One friend wrote to me and said, multitasking is possible, multi-focus is not.
I thought that was so good.
So that sense of doing something else and should be doing something else, I know for myself
I will have, I spend a certain part of my day writing.
Right now I'm writing a book.
And I sometimes will schedule a phone appointment or something in there.
But often when the time comes, it's like on some level, I'm just really waiting to get back
because I was into something.
And so I started letting that be a flag, you know, that's something that would cross my mind
of how do I shorten this conversation or whatever it is.
and I would just use that as a flag to, okay, come back to the body, feel where the anxiety is,
in some way send a message of kindness inwardly and breathe with it.
And then in some way that's self-coaching.
This matters.
This is the life of this moment.
It matters as much as anything else.
And that would help.
Just that self-cult, that coaching to be there.
and I do confess that sometimes I water the plants while I'm listening.
But so the reminder here in terms of listening is that we have to have the intention.
It has to matter to us.
If we're doing it out of a sense of obligation, it won't hold.
It has to be deeper than that.
When minister described giving a sermon on a Sunday and he heard two teenage girls
at the back, they're giggling and disturbing people.
And so he interrupts his sermon and announces sternly,
there are two of you here who have not heard a word I've said.
Of course, they quiet it down right away, you know.
So the service is over, and as some ministers do,
he saying goodbye to people as they leave.
People kind of shake their hand as they're leaving.
And so he went to do the greeting,
and he said, six adults apologize for not listening and falling asleep.
They promised it would never have.
happen again. Guilty. There was a large cluster, perhaps the largest cluster of questions
about listening, we're around, well, what if there's a real sense of aversion going on?
There's a real conflict or a sense that somebody's being critical or, you know, whatever
it is, it could be different political views, someone telling you something that brings up
your judgment or dislike.
someone not listening to you.
And we know it.
What happens to listening when somebody is criticizing us?
Yeah.
Done.
Ended.
It's like the aperture of the mind shrinks.
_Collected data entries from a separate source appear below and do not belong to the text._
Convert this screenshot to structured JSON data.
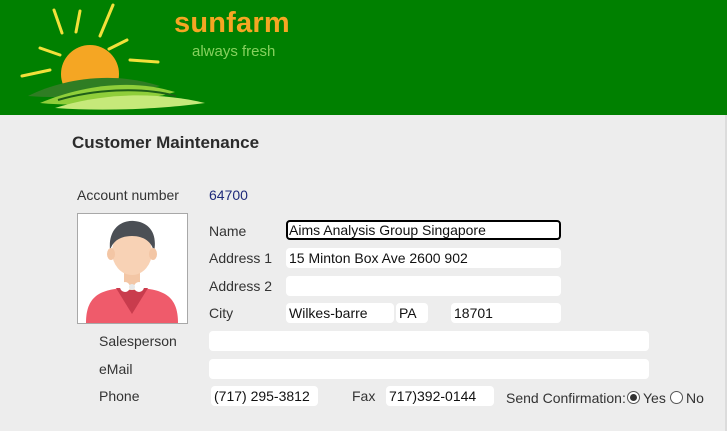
{
  "brand": {
    "name": "sunfarm",
    "tagline": "always fresh"
  },
  "page": {
    "title": "Customer Maintenance"
  },
  "account": {
    "label": "Account number",
    "value": "64700"
  },
  "form": {
    "name_label": "Name",
    "name_value": "Aims Analysis Group Singapore",
    "address1_label": "Address 1",
    "address1_value": "15 Minton Box Ave 2600 902",
    "address2_label": "Address 2",
    "address2_value": "",
    "city_label": "City",
    "city_value": "Wilkes-barre",
    "state_value": "PA",
    "zip_value": "18701",
    "salesperson_label": "Salesperson",
    "salesperson_value": "",
    "email_label": "eMail",
    "email_value": "",
    "phone_label": "Phone",
    "phone_value": "(717) 295-3812",
    "fax_label": "Fax",
    "fax_value": "717)392-0144",
    "confirm_label": "Send Confirmation:",
    "confirm_yes": "Yes",
    "confirm_no": "No",
    "confirm_selected": "Yes"
  },
  "colors": {
    "header_bg": "#008000",
    "brand": "#f5a623",
    "tagline": "#86d15e",
    "account_value": "#1f2a7a"
  },
  "icons": {
    "logo": "sun-over-field-logo",
    "avatar": "person-avatar-icon"
  }
}
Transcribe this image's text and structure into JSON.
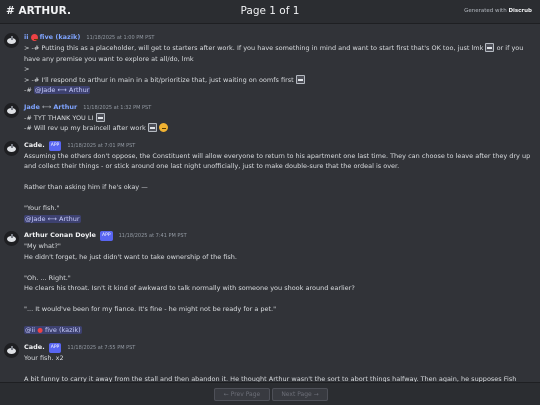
{
  "header": {
    "channel": "# ARTHUR.",
    "page_info": "Page 1 of 1",
    "generated_prefix": "Generated with",
    "generated_brand": "Discrub"
  },
  "colors": {
    "background": "#313338",
    "bar": "#2b2d31",
    "mention": "#c9cdfb",
    "app_badge": "#5865f2",
    "author_five": "#7fa4ff",
    "author_jade": "#7fa4ff",
    "author_default": "#f2f3f5"
  },
  "messages": [
    {
      "author_prefix": "ii",
      "author": "five (kazik)",
      "timestamp": "11/18/2025 at 1:00 PM PST",
      "lines": [
        "> -# Putting this as a placeholder, will get to starters after work. If you have something in mind and want to start first that's OK too, just lmk",
        "or if you have any premise you want to explore at all/do, lmk",
        ">",
        "> -# I'll respond to arthur in main in a bit/prioritize that, just waiting on oomfs first",
        "-#",
        "@Jade",
        "Arthur"
      ]
    },
    {
      "author": "Jade",
      "author_suffix": "Arthur",
      "timestamp": "11/18/2025 at 1:32 PM PST",
      "lines": [
        "-# TYT THANK YOU LI",
        "-# Will rev up my braincell after work"
      ]
    },
    {
      "author": "Cade.",
      "badge": "APP",
      "timestamp": "11/18/2025 at 7:01 PM PST",
      "lines": [
        "Assuming the others don't oppose, the Constituent will allow everyone to return to his apartment one last time. They can choose to leave after they dry up and collect their things - or stick around one last night unofficially, just to make double-sure that the ordeal is over.",
        "Rather than asking him if he's okay —",
        "\"Your fish.\"",
        "@Jade",
        "Arthur"
      ]
    },
    {
      "author": "Arthur Conan Doyle",
      "badge": "APP",
      "timestamp": "11/18/2025 at 7:41 PM PST",
      "lines": [
        "\"My what?\"",
        "He didn't forget, he just didn't want to take ownership of the fish.",
        "\"Oh. ... Right.\"",
        "He clears his throat. Isn't it kind of awkward to talk normally with someone you shook around earlier?",
        "\"... It would've been for my fiance. It's fine - he might not be ready for a pet.\"",
        "@ii",
        "five (kazik)"
      ]
    },
    {
      "author": "Cade.",
      "badge": "APP",
      "timestamp": "11/18/2025 at 7:55 PM PST",
      "lines": [
        "Your fish. x2",
        "A bit funny to carry it away from the stall and then abandon it. He thought Arthur wasn't the sort to abort things halfway. Then again, he supposes Fish wasn't a job."
      ]
    }
  ],
  "footer": {
    "prev_label": "← Prev Page",
    "next_label": "Next Page →"
  }
}
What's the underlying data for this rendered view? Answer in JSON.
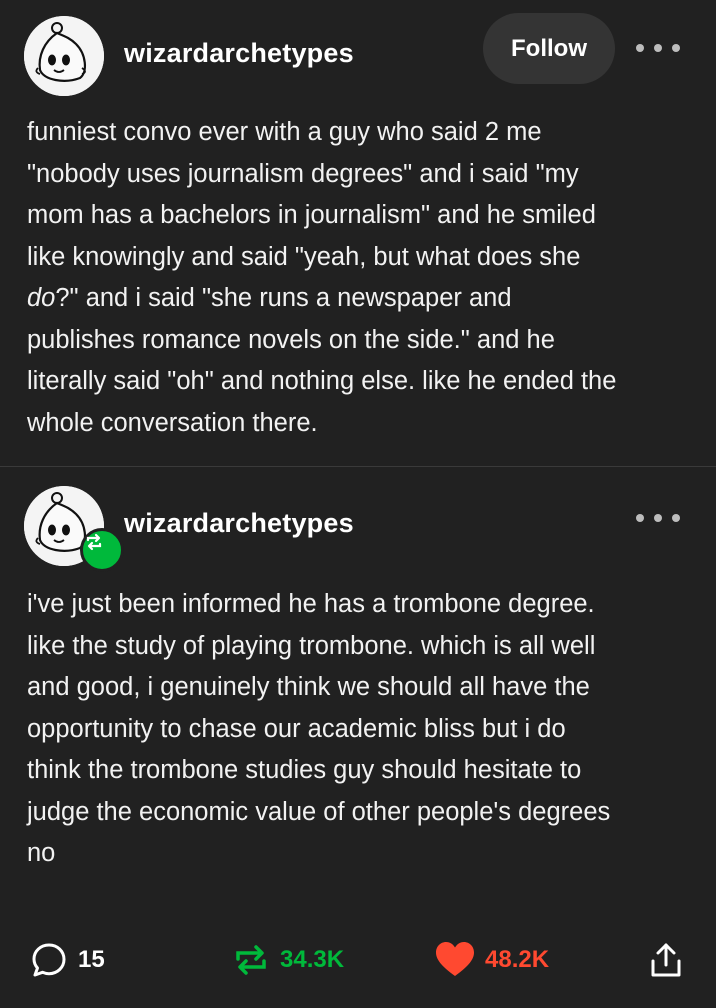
{
  "post": {
    "username": "wizardarchetypes",
    "follow_label": "Follow",
    "lines": [
      "funniest convo ever with a guy who said 2 me",
      "\"nobody uses journalism degrees\" and i said \"my",
      "mom has a bachelors in journalism\" and he smiled",
      "like knowingly and said \"yeah, but what does she",
      [
        "do",
        "?\" and i said \"she runs a newspaper and"
      ],
      "publishes romance novels on the side.\" and he",
      "literally said \"oh\" and nothing else. like he ended the",
      "whole conversation there."
    ]
  },
  "reblog": {
    "username": "wizardarchetypes",
    "lines": [
      "i've just been informed he has a trombone degree.",
      "like the study of playing trombone. which is all well",
      "and good, i genuinely think we should all have the",
      "opportunity to chase our academic bliss but i do",
      "think the trombone studies guy should hesitate to",
      "judge the economic value of other people's degrees",
      "no"
    ]
  },
  "footer": {
    "comments": "15",
    "reblogs": "34.3K",
    "likes": "48.2K"
  },
  "colors": {
    "background": "#212121",
    "reblog_green": "#00b93b",
    "like_red": "#ff4930"
  },
  "icons": [
    "more-icon",
    "reblog-badge-icon",
    "comment-icon",
    "reblog-icon",
    "heart-icon",
    "share-icon"
  ]
}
There's a New Yorker cartoon with a couple arguing and he's saying, yeah, well, the Dalai Lama
never had to deal with your whining.
You know, you can just see it.
So the question, one of the questions that kind of summed up a lot of the questions was,
how to be both open and protective, how not to be in a defensive posture when it seems
as if defensive posture is necessary for survival. What if the others being manipulative,
self-serving? Okay? So what if somebody's coming from a place where they're spewing out anger
or something negative and how do you be open then? I don't know. Really? How do you? How do you?
It's not easy because your body is having a hard time.
And one person said, isn't it true or asked it?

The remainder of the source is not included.